This semester I am taking a class called, “Provocative Performance”. This is not a performance class. Rather it’s a class about performance where we read plays and feminist literature, go to the theater and watch solo performances. Afterwards we discuss and critique the performances through the lens of feminist literature. It’s fascinating to me to engage with these texts that live off the page and on the stage. I love witnessing a show unfold, I love trying to understand why certain creative choices were made.
Deep down I have a burning desire to be a performer. Perhaps, one day I will be one but for now I’m enjoying learning from these brilliant women. Featured above is a five minute video about provocative performer Adrienne Truscott new fringe arts show called, “Asking For It – A One-Lady Rape About Comedy Starring Her Pussy And Little Else!” I unfortunately did not get a chance to see this performance but a classmate gave an excellent presentation on it. The video is really worth a watch. From what I’ve seen and heard, I applaud Miss Truscott’s audacity, wits, brilliance and vision. She is changing the conversation while helping people laugh and heal. One day I hope to see her show.
Below are two quotes I pulled out from an interview with Adrienne Truscott.
On Rape: “Years and years before, in college, in a literature course about race, class and gender, a male professor tried to get us going by bringing in all these statistics, like, “You think it was bad back then when you’re reading this 19th century women’s literature books, but is it any different now?” One of the statistics was, “two in five women are sexually assaulted.” And there were about 10 people in the room, most of whom were women. With like two guys and him. And as a way to shock us, he was like, “I mean, that means up to four women in this room right now have been raped. How does that make you feel?”
I got so angry, and all of a sudden everyone was looking at us like potential rape victims. Some of us were, statistically or not, and the fact that the focus was on us in that moment got me so annoyed. I was like, “I’ll tell you how I feel. There’s two guys, and you, so which one of you is a rapist? Cause if we’re talking about this room, one of you had to do it, cause you can’t rape yourself.
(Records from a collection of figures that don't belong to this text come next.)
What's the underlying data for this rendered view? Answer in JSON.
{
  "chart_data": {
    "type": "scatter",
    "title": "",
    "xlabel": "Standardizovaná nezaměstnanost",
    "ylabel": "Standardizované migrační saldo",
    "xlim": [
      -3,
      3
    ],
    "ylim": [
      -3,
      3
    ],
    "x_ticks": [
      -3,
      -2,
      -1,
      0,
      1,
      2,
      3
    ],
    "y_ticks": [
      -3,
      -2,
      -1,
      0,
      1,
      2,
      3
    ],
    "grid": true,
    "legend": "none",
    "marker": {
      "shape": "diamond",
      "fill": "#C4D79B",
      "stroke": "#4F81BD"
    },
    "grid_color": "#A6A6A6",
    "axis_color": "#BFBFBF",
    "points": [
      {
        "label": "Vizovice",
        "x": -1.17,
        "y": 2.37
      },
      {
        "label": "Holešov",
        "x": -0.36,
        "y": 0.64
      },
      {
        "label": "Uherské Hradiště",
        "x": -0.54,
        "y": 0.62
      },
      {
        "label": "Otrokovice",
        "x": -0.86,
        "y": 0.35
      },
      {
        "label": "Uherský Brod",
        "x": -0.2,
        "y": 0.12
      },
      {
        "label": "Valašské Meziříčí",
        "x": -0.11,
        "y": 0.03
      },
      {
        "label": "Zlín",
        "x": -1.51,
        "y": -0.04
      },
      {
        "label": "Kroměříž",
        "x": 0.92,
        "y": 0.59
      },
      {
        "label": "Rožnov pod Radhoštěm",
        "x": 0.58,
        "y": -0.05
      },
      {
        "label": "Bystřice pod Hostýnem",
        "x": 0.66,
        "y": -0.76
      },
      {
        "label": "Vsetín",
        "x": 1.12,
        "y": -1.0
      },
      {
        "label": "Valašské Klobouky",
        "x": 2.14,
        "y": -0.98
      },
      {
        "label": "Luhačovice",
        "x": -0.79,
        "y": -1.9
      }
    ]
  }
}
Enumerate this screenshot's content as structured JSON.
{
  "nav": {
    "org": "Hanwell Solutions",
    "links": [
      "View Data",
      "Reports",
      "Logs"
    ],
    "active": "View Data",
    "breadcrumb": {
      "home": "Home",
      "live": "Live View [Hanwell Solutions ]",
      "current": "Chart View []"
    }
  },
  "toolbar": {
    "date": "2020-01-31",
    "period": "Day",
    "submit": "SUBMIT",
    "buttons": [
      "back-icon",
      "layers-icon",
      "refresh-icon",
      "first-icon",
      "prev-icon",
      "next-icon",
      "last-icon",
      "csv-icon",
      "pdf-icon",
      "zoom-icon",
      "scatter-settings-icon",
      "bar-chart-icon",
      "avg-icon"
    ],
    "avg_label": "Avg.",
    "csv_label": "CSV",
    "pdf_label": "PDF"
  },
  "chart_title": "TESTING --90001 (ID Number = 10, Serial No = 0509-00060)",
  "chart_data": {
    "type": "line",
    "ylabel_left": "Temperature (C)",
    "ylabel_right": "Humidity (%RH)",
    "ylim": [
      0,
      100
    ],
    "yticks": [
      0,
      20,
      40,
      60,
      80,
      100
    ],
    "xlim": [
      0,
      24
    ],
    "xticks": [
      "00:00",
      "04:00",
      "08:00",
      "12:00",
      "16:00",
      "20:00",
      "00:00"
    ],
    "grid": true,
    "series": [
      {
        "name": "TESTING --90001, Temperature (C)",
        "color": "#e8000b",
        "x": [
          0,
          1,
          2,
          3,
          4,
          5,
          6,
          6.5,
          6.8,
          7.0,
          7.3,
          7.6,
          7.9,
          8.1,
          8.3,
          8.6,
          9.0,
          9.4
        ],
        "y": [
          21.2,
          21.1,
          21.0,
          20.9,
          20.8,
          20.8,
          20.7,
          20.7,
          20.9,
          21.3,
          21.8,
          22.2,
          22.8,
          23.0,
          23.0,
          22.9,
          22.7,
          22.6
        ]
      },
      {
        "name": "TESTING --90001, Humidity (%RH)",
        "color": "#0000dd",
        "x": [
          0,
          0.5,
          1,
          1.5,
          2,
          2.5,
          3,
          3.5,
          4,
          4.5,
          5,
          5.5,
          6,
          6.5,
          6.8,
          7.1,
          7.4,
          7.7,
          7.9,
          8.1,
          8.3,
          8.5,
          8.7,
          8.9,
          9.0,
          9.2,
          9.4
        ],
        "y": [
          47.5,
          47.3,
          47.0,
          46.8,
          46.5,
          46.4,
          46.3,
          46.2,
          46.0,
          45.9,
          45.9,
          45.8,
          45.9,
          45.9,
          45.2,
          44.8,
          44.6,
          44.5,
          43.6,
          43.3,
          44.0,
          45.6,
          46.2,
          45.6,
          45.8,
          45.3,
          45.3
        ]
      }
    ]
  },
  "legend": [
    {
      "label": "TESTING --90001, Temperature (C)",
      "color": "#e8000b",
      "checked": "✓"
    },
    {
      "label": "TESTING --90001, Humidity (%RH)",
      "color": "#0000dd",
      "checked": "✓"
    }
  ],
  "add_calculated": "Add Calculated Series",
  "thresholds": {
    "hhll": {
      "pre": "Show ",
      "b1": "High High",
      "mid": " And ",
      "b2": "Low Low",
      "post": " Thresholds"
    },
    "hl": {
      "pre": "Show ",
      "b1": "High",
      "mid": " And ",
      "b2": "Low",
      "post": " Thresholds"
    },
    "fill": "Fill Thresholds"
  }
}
How do you feel?” That was a turning point for me.”
On Nudity: “Sometimes the statement itself is so revealing! I don’t have to do it to get attention, but I’m smart enough to know that it will get me attention. I very clearly exploited my sexuality for marketing purposes. I knew what I was doing with the photograph I put out there. I hoped that I was attracting a group of four guys out for a night, who are like, ‘There’s a lady with her pants off for free at 10 o’clock. What’s to lose?’ Those are the people I want at my show.”